Leaning on the handle of her shovel, Winkler is visibly pleased with the progress shown by Jennings, a neighbor she encouraged to apply for the camp.
“She’s mature, a hard worker and has what it takes to be a firefighter,” Winkler says. “She’s also searching for a career that will last through retirement.”
But is she ready?
“We’ll see.”
Real tactics; imaginary blaze
On the day before completing the course and receiving their certificates, the women line up beside two pale-green Forest Service engines parked along a narrow, winding road just south of the camp. Adrenaline animates their eyes.
This is the class’ final drill, designed to simulate fully containing a fire on a brush-choked hillside.
An engine captain barks into a hand-held radio to add realism.
“We’re at the one-eighth-acre Pine fire. It’s 75% contained. No structures threatened. No injuries.”
“Got firefighters with you?” a commander at headquarters radios back.
“We have a crew of eight,” the captain responds.
Then the trainees attack the imaginary blaze, chopping shrubs and stumps with axes, rolling boulders aside with pry bars and scraping through carpets of debris until their shovels clear a smooth path down to bare mineral soil roughly three feet wide and growing longer by the minute.
“Swinging!” one announces.
“Bump a dime!” yells another, signaling a crewmate to move 10 feet up the line.
For a minute, Campos’ Pulaski repeatedly bounces off a rubbery root.
“Enough of this nonsense!” she grumbles.
After a few more strikes, she severs it.
“’Bout time!” she shouts when the razor-sharp blade finally slices through. Then she turns and high-fives Jennings.
When the instructors tell the trainees they have finally encircled the imaginary fire with their line, there are more outbursts of exhausted joy.
Then they learn that they’re not done.
Hoisting backpacks brimming with hose, they charge back up the slope.
“Water coming!” shouts a trainee back at the engine.
“Water coming!” responds another.
The hose bulges. Hot spots are knocked down. Embers are mopped up. And finally instructors declare the Pine fire conquered.

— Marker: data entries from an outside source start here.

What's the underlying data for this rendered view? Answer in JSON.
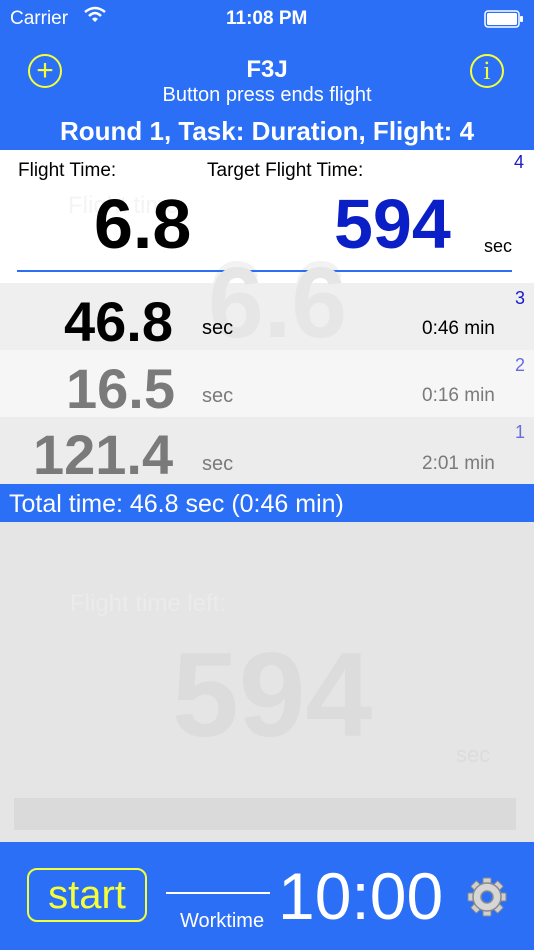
{
  "status": {
    "carrier": "Carrier",
    "time": "11:08 PM"
  },
  "header": {
    "title": "F3J",
    "subtitle": "Button press ends flight",
    "round_line": "Round 1, Task: Duration, Flight: 4"
  },
  "current": {
    "flight_time_label": "Flight Time:",
    "target_label": "Target Flight Time:",
    "flight_time_value": "6.8",
    "target_value": "594",
    "unit": "sec",
    "flight_index": "4",
    "ghost_label": "Flight time:",
    "ghost_value": "6.6",
    "ghost_unit": "sec"
  },
  "flights": [
    {
      "index": "3",
      "value": "46.8",
      "unit": "sec",
      "minutes": "0:46 min"
    },
    {
      "index": "2",
      "value": "16.5",
      "unit": "sec",
      "minutes": "0:16 min"
    },
    {
      "index": "1",
      "value": "121.4",
      "unit": "sec",
      "minutes": "2:01 min"
    }
  ],
  "total": {
    "text": "Total time:  46.8 sec (0:46 min)"
  },
  "ghost_panel": {
    "label": "Flight time left:",
    "value": "594",
    "unit": "sec"
  },
  "bottom": {
    "start_label": "start",
    "worktime_label": "Worktime",
    "timer": "10:00"
  },
  "colors": {
    "accent": "#2b6ff7",
    "yellow": "#f4ff3a",
    "target_blue": "#0b1fc6"
  }
}
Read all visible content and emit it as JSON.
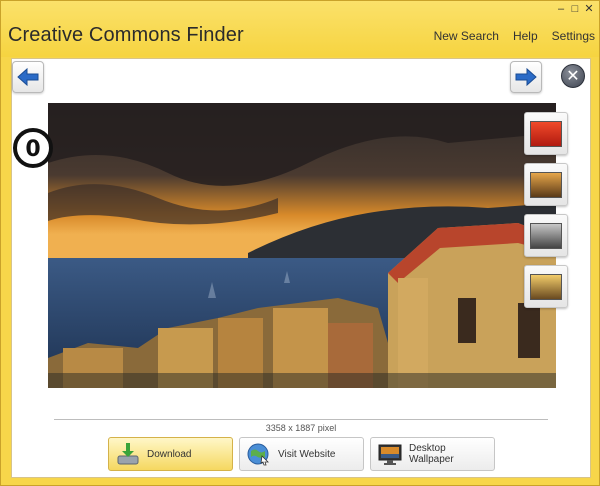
{
  "window": {
    "title": "Creative Commons Finder",
    "minimize_icon": "minimize-icon",
    "maximize_icon": "maximize-icon",
    "close_icon": "close-icon"
  },
  "menu": {
    "items": [
      "New Search",
      "Help",
      "Settings"
    ]
  },
  "toolbar": {
    "back_icon": "arrow-left-icon",
    "forward_icon": "arrow-right-icon",
    "close_icon": "close-circle-icon",
    "close_glyph": "✕"
  },
  "image": {
    "license_badge_icon": "cc0-license-icon",
    "license_badge_text": "0",
    "dimensions": "3358 x 1887 pixel"
  },
  "filters": {
    "items": [
      {
        "name": "filter-red-icon",
        "tone": "#d8331f"
      },
      {
        "name": "filter-sepia-icon",
        "tone": "#b6822f"
      },
      {
        "name": "filter-grayscale-icon",
        "tone": "#8a8a8a"
      },
      {
        "name": "filter-warm-icon",
        "tone": "#e2b24a"
      }
    ]
  },
  "actions": {
    "download_label": "Download",
    "visit_label": "Visit Website",
    "wallpaper_label": "Desktop Wallpaper",
    "download_icon": "download-icon",
    "visit_icon": "globe-icon",
    "wallpaper_icon": "desktop-wallpaper-icon"
  },
  "colors": {
    "title_bar": "#f7d64a",
    "accent_blue": "#2b6bc7",
    "primary_button": "#f5d860"
  }
}
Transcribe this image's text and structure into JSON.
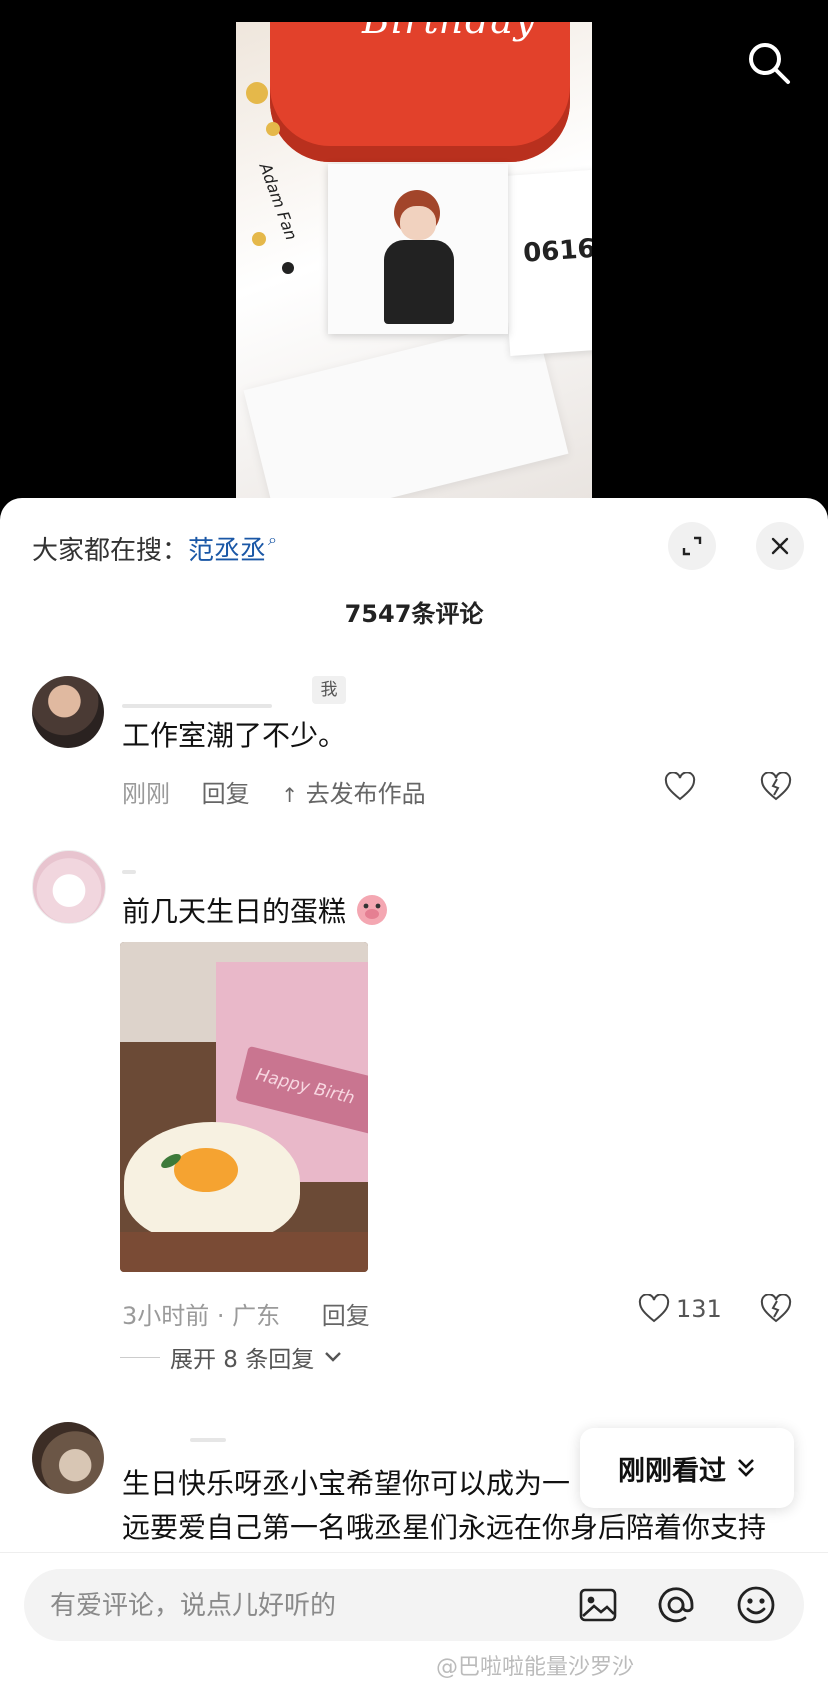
{
  "video": {
    "cake_text": "Birthday",
    "side_card_text": "0616",
    "side_script": "Adam Fan"
  },
  "sheet": {
    "hot_search_prefix": "大家都在搜：",
    "hot_search_keyword": "范丞丞",
    "comment_count": "7547条评论"
  },
  "comments": [
    {
      "badge": "我",
      "text": "工作室潮了不少。",
      "time": "刚刚",
      "reply_label": "回复",
      "publish_label": "去发布作品"
    },
    {
      "text": "前几天生日的蛋糕",
      "emoji": "pig-emoji",
      "image": {
        "topper_text": "Happy Birth"
      },
      "time_location": "3小时前 · 广东",
      "reply_label": "回复",
      "likes": "131",
      "expand_label": "展开 8 条回复"
    },
    {
      "text_line1": "生日快乐呀丞小宝希望你可以成为一",
      "text_line2": "远要爱自己第一名哦丞星们永远在你身后陪着你支持"
    }
  ],
  "floating": {
    "recently_viewed": "刚刚看过"
  },
  "input": {
    "placeholder": "有爱评论，说点儿好听的"
  },
  "watermark": "@巴啦啦能量沙罗沙"
}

A hand-held radio growls a pressing question from headquarters: “What’s the name of the crew helping out up there?”
The captain shoots a quizzical look at Hernan Sotela, a camp mentor, who, after 39 years in the Forest Service, plans to retire in December.
Sotela invents a name on the spot.
“It’s the Angel Heart crew from Los Angeles,” he says.
Blowing dust from their noses and wiping dirt from their eyes, the trainees applaud.